Xray CT Facility

Xray CT Facility

CT scanners offer a powerful non-destructive method for three-dimensional imaging of internal structure for a wide range of samples. Examples of application include analysis of porous rocks, materials research across various industries, detection of corrosion, cracks and flaws, assembly inspection of complex mechanisms and visualisation of biological tissues.  The School houses two high resolution micro-CT Scanners both of which use X-Ray’s to perform non-destructive 3D imaging of internal structures. One of these, an Xradia Versa XRM-410 is operated and maintained by the School of Engineering. The high-quality and high resolution 3D CT scanning machine is essential for the research on fluid flow dynamics in Porous Media. The diagram below shows an exampe of how CT scanners are used to create a digitial 3D pore network model from a standard core sample.

 

The research and development team in digital porous media technology at Aberdeen University have established novel tools and methods, as well as wide applications in geo-materials, energy and environmental research. The School also houses a high resolution 2D Scanning Electron Microscope (SEM), the SEM images are suitable for analysing multiscale materials. 
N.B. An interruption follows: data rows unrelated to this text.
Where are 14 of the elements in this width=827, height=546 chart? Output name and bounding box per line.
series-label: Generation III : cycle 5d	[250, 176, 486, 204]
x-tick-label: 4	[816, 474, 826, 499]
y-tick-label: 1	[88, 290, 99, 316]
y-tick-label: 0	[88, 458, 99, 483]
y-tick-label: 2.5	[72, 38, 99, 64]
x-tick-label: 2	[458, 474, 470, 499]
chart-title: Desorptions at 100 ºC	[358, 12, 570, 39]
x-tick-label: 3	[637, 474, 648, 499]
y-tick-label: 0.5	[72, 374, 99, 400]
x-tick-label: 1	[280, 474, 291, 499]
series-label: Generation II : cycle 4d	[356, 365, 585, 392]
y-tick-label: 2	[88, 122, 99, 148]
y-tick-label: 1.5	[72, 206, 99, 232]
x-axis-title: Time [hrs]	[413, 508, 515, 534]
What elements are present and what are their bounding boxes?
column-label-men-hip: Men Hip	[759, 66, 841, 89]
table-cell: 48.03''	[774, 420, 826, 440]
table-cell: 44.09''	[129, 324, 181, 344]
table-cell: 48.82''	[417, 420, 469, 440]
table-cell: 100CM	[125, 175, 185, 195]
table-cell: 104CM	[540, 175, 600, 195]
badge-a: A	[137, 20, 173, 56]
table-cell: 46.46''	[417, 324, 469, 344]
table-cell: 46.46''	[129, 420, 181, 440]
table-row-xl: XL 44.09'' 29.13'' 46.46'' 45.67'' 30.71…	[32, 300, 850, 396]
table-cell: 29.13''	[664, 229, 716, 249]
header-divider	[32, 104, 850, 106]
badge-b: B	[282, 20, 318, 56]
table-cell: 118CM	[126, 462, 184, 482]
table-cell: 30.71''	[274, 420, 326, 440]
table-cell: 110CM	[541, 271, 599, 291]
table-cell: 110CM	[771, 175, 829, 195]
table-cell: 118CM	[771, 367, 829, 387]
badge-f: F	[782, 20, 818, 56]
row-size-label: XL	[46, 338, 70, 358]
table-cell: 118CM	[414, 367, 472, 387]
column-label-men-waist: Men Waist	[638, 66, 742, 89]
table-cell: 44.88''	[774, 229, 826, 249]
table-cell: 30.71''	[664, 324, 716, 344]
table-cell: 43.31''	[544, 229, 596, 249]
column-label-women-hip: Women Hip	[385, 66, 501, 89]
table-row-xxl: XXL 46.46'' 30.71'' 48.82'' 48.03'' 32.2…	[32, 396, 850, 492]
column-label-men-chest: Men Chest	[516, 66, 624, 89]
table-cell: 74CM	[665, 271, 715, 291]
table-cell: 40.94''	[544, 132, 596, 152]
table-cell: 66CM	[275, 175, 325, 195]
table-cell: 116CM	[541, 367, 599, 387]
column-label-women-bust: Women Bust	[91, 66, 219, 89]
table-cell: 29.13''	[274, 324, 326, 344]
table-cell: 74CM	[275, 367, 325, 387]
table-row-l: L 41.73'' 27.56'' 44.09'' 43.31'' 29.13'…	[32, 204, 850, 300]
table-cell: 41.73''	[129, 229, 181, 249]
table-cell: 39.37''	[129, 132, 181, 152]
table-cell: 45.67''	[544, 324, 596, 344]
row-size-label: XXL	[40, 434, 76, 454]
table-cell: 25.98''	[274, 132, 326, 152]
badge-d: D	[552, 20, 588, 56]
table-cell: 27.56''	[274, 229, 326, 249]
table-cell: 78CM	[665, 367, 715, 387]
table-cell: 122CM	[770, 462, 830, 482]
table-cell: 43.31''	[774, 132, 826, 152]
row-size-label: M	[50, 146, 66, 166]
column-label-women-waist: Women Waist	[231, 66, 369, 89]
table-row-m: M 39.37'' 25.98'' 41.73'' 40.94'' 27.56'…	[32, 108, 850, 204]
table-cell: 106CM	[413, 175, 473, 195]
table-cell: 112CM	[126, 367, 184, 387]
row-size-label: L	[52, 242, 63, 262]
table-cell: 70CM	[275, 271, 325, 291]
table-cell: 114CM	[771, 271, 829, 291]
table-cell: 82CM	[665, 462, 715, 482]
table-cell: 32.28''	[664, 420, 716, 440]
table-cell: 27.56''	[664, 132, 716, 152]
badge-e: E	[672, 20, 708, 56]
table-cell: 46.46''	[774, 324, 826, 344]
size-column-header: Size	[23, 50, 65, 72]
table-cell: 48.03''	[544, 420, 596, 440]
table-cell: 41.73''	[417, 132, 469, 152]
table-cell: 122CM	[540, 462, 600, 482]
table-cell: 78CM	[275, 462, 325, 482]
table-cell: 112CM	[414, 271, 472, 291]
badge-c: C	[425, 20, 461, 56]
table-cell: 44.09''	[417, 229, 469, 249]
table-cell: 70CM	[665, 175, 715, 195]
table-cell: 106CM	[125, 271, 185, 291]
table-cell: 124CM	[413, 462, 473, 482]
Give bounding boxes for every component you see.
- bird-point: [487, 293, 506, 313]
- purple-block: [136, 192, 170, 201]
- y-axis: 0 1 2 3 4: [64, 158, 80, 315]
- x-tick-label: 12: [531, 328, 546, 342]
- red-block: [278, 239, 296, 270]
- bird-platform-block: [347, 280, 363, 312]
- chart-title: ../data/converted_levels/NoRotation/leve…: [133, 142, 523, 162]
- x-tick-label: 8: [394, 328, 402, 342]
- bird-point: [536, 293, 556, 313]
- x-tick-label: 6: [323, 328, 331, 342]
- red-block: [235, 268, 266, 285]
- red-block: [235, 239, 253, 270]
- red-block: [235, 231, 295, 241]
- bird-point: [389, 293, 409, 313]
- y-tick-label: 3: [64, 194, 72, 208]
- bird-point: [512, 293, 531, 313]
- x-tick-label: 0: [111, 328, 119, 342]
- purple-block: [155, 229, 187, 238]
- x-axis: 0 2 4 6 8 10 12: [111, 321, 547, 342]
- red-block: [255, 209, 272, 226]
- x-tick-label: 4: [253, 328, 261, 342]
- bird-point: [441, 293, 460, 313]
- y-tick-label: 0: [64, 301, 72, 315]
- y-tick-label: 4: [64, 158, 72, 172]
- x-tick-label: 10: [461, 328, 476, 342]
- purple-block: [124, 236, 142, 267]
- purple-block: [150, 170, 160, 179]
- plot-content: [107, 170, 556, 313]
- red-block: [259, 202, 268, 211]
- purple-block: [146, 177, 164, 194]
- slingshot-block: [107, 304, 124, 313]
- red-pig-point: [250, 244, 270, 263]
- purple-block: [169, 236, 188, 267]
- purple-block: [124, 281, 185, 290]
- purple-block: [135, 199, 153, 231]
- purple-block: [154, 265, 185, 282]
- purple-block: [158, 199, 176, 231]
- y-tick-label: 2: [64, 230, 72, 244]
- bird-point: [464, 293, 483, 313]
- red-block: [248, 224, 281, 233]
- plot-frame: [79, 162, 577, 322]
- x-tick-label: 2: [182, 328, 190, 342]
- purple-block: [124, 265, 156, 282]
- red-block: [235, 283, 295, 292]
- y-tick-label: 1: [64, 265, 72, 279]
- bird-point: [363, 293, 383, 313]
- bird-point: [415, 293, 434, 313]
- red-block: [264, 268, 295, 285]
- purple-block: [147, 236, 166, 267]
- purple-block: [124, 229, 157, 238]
Carl Zeiss GeminiSEM 300  

High resolution Field Emission Scanning Electron Microscope (FESEM) with SE (secondary electron), BSE (backscattered electron) and CL (cathodoluminescence) detectors,  resolution up to 1.0 nm

 

Xradia VersaXRM-410

This CT scanner has a spatial resolution of 0.9 µm, a maximum source of 150 kV, and employs a unique two-stage magnification process that enables true submicron resolution for a wide range of sample sizes. Xradia is equipped with an in-situ tensile/compression/bending testing stage. The combination of the CT and testing stage is employed to quantify mechanical damage progression occurring when a material is strained.

 

XT H 225ST Nikon

This CT scanner has a spatial resolution of 3 µm, a maximum source of 225 kV. It is ideal for larger sample dimensions.